Press q to quit or type /help for available commands.
gpumod discover¶
Discover GGUF models from HuggingFace and generate ready-to-use presets.
# List unsloth models (default)
gpumod discover
# Search by name
gpumod discover --search deepseek
# Search in a specific organization
gpumod discover -s kimi -a moonshotai
# Combine author and search
gpumod discover --author bartowski --search llama
# Filter by task type
gpumod discover --task code
Options¶
| Option | Short | Description |
|---|---|---|
--search |
-s |
Search models by name (e.g., "deepseek", "kimi") |
--author |
-a |
HuggingFace organization (default: unsloth) |
--task |
Filter by task: code, chat, embed, reasoning | |
--vram |
VRAM budget in MB (default: detected available) | |
--context |
Context size (default: 8192) | |
--dry-run |
Preview without writing files | |
--json |
Output JSON, no interaction | |
--no-cache |
Bypass HuggingFace cache | |
--verbose |
-v |
Debug output |
Workflow¶
- System detection -- Detects GPU, VRAM, and running services
- Model search -- Fetches GGUF models matching your criteria
- VRAM filtering -- Shows only models that fit your VRAM budget
- Interactive selection -- Pick a model and quantization
- Preset generation -- Creates a ready-to-use YAML preset
Examples¶
# Find coding models from unsloth that fit 24GB VRAM
gpumod discover --task code --vram 24576
# Search for DeepSeek models from any author, output as JSON
gpumod discover --search deepseek --author "" --json
# Preview a preset without writing it
gpumod discover --search qwen --dry-run
After generating a preset, follow the printed instructions to download the model and register the service.
gpumod watch¶
Watch preset and mode directories for YAML file changes and automatically sync to the database. Useful for rapid iteration during development.
# Start watching with default settings (500ms debounce)
gpumod watch
# Custom debounce window
gpumod watch --debounce 200
# Skip initial sync before starting
gpumod watch --no-sync
# Timeout after N seconds (for testing)
gpumod watch --timeout 60
The watcher monitors .yaml and .yml files, ignoring editor temp files
(.swp, .tmp, ~ backups).
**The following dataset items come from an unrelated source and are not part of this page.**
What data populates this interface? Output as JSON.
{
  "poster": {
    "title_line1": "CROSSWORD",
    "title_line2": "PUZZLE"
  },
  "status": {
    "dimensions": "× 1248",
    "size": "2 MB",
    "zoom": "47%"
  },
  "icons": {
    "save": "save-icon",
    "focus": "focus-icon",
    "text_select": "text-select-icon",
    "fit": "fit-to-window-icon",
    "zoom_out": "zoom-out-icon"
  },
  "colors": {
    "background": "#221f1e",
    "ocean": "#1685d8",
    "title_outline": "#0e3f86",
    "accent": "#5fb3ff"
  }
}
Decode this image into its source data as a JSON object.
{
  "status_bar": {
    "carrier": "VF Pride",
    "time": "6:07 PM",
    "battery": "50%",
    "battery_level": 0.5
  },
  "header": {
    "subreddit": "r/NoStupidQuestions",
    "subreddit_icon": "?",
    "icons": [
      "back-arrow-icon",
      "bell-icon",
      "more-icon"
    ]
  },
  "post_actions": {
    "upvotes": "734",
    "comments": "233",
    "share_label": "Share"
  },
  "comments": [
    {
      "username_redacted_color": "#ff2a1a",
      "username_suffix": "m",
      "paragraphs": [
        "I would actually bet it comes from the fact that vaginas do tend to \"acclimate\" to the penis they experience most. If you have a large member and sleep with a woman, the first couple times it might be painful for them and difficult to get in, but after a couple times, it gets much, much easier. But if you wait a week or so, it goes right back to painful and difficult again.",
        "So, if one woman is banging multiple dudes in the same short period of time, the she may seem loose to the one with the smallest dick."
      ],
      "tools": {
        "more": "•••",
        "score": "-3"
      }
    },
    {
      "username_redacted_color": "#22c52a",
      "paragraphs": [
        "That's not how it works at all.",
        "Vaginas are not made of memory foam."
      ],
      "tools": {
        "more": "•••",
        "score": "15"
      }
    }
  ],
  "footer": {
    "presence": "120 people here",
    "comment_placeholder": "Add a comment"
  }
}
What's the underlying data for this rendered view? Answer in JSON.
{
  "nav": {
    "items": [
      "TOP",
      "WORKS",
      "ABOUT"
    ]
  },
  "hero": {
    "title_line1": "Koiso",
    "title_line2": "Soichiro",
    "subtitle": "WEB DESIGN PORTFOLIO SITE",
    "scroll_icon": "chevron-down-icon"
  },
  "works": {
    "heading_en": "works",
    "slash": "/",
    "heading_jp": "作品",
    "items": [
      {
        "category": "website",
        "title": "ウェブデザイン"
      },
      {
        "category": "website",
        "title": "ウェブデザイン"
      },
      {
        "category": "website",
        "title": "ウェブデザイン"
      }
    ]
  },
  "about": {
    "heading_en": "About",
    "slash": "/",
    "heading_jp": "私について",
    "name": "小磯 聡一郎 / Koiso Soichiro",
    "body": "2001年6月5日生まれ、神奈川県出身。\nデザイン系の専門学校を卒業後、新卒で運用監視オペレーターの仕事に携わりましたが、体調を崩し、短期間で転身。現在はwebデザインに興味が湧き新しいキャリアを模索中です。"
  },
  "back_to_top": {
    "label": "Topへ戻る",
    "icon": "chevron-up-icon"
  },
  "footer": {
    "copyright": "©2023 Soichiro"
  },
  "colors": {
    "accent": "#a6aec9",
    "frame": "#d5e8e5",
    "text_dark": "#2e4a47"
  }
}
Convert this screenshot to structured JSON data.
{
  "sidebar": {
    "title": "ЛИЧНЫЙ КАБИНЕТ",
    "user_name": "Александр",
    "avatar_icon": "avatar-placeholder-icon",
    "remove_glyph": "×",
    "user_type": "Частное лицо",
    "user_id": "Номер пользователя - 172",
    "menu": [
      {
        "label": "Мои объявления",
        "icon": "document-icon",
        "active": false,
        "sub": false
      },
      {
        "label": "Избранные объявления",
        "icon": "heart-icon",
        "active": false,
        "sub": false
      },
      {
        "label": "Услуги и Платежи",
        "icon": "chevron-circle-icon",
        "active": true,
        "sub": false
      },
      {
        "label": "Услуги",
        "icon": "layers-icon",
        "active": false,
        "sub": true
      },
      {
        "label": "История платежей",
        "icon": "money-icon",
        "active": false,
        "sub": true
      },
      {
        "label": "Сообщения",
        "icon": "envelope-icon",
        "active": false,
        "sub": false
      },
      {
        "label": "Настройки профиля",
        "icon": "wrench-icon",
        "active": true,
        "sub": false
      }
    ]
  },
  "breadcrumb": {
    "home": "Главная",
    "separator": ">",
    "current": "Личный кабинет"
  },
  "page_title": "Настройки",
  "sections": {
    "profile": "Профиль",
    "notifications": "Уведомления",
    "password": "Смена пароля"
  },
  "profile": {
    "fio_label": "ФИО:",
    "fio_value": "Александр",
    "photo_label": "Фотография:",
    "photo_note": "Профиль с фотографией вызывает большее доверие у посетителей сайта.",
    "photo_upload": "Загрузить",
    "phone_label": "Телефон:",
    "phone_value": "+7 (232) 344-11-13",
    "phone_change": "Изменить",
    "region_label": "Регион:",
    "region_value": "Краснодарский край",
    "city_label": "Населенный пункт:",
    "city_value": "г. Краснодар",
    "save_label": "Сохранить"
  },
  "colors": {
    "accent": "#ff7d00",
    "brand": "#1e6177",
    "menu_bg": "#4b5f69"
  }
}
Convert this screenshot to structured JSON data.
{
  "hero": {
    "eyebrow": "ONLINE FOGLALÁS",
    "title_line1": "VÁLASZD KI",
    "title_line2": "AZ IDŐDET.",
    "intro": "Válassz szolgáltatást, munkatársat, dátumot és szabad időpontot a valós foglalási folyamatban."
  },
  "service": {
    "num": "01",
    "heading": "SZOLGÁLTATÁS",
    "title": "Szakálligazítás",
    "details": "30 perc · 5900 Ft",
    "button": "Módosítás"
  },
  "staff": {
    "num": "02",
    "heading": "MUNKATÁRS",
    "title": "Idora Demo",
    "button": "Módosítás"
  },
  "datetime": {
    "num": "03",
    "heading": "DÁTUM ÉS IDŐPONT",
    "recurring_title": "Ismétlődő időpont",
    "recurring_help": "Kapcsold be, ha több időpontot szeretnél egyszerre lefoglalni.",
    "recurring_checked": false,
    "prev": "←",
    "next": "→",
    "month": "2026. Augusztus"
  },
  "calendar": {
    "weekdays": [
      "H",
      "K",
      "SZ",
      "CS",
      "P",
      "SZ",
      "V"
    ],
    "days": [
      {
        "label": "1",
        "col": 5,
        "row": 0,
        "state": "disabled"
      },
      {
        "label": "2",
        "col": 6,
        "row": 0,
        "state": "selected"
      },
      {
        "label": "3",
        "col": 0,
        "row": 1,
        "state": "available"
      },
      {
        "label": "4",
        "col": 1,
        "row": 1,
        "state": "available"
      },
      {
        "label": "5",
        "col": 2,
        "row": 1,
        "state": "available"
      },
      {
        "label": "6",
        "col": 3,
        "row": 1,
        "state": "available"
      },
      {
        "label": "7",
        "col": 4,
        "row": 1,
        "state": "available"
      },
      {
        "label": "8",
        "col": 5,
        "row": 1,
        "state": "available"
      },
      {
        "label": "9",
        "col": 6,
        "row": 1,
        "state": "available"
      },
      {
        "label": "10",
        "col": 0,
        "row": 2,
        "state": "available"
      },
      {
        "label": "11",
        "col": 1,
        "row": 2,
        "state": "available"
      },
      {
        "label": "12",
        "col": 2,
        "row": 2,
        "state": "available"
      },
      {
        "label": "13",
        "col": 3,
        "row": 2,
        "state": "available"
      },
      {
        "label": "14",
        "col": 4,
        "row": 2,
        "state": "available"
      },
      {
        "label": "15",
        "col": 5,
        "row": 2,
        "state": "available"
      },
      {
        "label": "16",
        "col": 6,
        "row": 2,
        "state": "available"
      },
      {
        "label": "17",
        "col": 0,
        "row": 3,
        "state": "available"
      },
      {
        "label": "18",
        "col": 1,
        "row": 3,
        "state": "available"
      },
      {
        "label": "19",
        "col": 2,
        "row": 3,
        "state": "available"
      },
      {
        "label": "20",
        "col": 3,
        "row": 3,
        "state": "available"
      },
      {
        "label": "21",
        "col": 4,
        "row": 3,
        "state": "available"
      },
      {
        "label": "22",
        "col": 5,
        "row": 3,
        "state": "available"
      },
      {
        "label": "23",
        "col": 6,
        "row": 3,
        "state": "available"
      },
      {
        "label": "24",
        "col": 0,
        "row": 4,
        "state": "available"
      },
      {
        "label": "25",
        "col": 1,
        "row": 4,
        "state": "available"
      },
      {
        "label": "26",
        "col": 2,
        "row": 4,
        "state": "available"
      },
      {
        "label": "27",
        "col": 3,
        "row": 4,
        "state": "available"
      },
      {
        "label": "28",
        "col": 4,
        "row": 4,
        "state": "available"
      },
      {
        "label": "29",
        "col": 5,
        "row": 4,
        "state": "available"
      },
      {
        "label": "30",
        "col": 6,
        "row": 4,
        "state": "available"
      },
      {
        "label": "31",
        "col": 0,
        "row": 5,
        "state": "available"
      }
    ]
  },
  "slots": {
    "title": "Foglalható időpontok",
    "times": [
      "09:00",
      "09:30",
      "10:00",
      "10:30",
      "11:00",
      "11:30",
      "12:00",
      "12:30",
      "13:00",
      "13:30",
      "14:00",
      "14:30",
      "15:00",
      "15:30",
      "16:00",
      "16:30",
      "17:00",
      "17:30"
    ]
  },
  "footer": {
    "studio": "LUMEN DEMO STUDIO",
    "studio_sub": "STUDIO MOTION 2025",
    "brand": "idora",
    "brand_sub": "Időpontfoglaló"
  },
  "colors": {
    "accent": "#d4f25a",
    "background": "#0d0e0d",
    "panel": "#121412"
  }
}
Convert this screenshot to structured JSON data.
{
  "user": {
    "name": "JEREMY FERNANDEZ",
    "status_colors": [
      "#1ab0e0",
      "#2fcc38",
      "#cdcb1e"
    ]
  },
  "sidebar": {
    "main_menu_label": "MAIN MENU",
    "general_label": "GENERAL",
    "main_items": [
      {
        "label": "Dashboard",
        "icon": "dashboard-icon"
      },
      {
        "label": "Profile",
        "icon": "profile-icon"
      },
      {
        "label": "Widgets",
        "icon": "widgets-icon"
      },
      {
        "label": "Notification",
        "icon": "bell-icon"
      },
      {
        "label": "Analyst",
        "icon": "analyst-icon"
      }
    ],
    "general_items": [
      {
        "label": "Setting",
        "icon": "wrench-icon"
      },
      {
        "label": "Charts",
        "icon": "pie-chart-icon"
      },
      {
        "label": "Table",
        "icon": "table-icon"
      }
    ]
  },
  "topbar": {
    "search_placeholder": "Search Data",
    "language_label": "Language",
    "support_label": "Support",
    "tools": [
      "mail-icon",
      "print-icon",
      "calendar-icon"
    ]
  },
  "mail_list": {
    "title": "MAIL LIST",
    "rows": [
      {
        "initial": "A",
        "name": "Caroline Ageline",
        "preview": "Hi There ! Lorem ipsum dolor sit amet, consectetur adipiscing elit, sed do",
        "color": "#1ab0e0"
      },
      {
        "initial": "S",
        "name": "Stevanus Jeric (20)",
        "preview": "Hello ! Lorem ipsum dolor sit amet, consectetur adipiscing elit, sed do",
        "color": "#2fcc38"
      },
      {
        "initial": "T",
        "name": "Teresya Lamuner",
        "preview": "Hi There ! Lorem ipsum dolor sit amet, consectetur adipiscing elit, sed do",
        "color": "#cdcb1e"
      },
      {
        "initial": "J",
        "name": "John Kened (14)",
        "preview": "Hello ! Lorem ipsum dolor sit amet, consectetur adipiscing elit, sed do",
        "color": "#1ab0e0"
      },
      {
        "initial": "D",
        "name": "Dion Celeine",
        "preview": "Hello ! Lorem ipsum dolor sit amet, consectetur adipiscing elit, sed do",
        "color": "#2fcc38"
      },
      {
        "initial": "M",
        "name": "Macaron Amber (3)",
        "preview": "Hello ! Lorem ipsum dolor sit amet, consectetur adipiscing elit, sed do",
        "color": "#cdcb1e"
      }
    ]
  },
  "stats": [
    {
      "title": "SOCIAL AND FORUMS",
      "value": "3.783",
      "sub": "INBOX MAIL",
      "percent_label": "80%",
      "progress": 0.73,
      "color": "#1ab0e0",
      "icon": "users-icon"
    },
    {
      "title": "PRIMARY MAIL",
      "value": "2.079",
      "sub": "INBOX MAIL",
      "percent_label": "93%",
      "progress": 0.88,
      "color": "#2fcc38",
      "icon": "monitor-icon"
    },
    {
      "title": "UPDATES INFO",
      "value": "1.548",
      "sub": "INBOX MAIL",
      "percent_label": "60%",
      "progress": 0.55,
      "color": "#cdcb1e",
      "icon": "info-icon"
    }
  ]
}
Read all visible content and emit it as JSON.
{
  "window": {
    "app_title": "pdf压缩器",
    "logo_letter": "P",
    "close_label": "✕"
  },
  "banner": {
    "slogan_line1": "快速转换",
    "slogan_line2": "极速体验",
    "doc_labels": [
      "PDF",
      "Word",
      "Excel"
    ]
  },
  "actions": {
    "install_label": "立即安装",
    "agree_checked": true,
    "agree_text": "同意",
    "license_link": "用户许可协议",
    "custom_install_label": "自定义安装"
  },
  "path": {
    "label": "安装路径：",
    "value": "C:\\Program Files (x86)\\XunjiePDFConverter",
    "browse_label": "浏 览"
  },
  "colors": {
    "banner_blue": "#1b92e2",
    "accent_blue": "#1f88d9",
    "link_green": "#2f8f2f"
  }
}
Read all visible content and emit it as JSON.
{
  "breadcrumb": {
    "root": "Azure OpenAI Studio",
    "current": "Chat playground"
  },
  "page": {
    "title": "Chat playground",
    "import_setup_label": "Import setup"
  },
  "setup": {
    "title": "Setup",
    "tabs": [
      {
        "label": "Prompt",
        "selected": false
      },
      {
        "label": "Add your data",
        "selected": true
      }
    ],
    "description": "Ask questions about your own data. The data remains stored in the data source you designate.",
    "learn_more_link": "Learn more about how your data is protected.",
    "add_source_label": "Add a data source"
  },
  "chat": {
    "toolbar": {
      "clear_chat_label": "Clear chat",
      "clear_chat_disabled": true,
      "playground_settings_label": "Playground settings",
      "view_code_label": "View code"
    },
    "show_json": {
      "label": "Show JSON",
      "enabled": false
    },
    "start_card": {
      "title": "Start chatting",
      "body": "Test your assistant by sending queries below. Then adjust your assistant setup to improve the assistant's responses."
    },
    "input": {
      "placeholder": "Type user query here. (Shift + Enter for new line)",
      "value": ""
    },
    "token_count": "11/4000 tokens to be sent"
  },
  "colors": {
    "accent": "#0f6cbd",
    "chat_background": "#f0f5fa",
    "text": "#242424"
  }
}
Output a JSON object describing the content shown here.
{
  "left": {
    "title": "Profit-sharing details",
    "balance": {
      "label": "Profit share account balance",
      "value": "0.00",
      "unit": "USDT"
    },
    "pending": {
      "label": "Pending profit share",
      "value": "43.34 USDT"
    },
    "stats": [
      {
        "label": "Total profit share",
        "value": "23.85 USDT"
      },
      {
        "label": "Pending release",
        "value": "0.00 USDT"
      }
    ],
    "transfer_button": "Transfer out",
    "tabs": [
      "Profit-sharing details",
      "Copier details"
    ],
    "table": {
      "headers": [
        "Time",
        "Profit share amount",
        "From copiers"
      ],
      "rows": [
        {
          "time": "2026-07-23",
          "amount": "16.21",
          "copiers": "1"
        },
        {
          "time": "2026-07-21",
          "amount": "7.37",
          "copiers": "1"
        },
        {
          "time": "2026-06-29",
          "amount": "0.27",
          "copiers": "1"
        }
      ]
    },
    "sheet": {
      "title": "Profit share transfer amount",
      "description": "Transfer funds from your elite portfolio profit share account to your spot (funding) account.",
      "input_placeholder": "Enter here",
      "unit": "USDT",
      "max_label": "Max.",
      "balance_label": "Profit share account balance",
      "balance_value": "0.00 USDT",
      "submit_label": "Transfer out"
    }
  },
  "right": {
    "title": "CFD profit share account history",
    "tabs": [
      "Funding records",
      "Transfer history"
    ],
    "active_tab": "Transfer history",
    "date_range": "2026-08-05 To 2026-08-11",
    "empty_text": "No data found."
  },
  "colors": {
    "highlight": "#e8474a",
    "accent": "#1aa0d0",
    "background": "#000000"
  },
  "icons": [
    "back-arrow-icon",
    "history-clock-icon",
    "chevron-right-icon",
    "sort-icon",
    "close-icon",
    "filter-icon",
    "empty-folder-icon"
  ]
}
Changes are debounced to coalesce rapid saves
from editors. Press Ctrl+C to stop.
gpumod preset¶
Manage service presets.
preset sync¶
Sync YAML preset files into the database. Compares each preset YAML against the DB and inserts new services or updates changed ones. Unchanged services are skipped.
# Sync presets using the default database
gpumod preset sync
# Use a custom database path
gpumod preset sync --db-path /path/to/custom.db
gpumod install-server¶
Install the gpumod MCP server as a systemd user service. Auto-detects the Python interpreter, venv, and project working directory.
# Preview the generated unit file without writing
gpumod install-server --dry-run
# Install to ~/.config/systemd/user/gpumod-mcp.service
gpumod install-server
# Install with custom host and port
gpumod install-server --host 0.0.0.0 --port 8808
# Install to a custom directory, skip daemon-reload
gpumod install-server --unit-dir /tmp/units --no-reload
After installation, enable and start the service:
gpumod doctor¶
System health checks for GPU stability and host protection.
doctor sysctl¶
Verify kernel sysctl tuning for GPU stability. Checks that
vm.min_free_kbytes is high enough to prevent CUDA pinned-memory
allocation hangs caused by page fragmentation.
# Check with default threshold (1 GiB)
gpumod doctor sysctl
# Custom threshold
gpumod doctor sysctl --threshold 524288
Exit codes: 0 = OK, 1 = below threshold or unreadable.
doctor oom-protection¶
Verify that OOM protection drop-ins are installed for code-server and systemd-oomd. These drop-ins prevent systemd-oomd from killing code-server during LLM model loads.
If the check fails, install the drop-ins:
Exit codes: 0 = protection correctly installed, 1 = missing or misconfigured.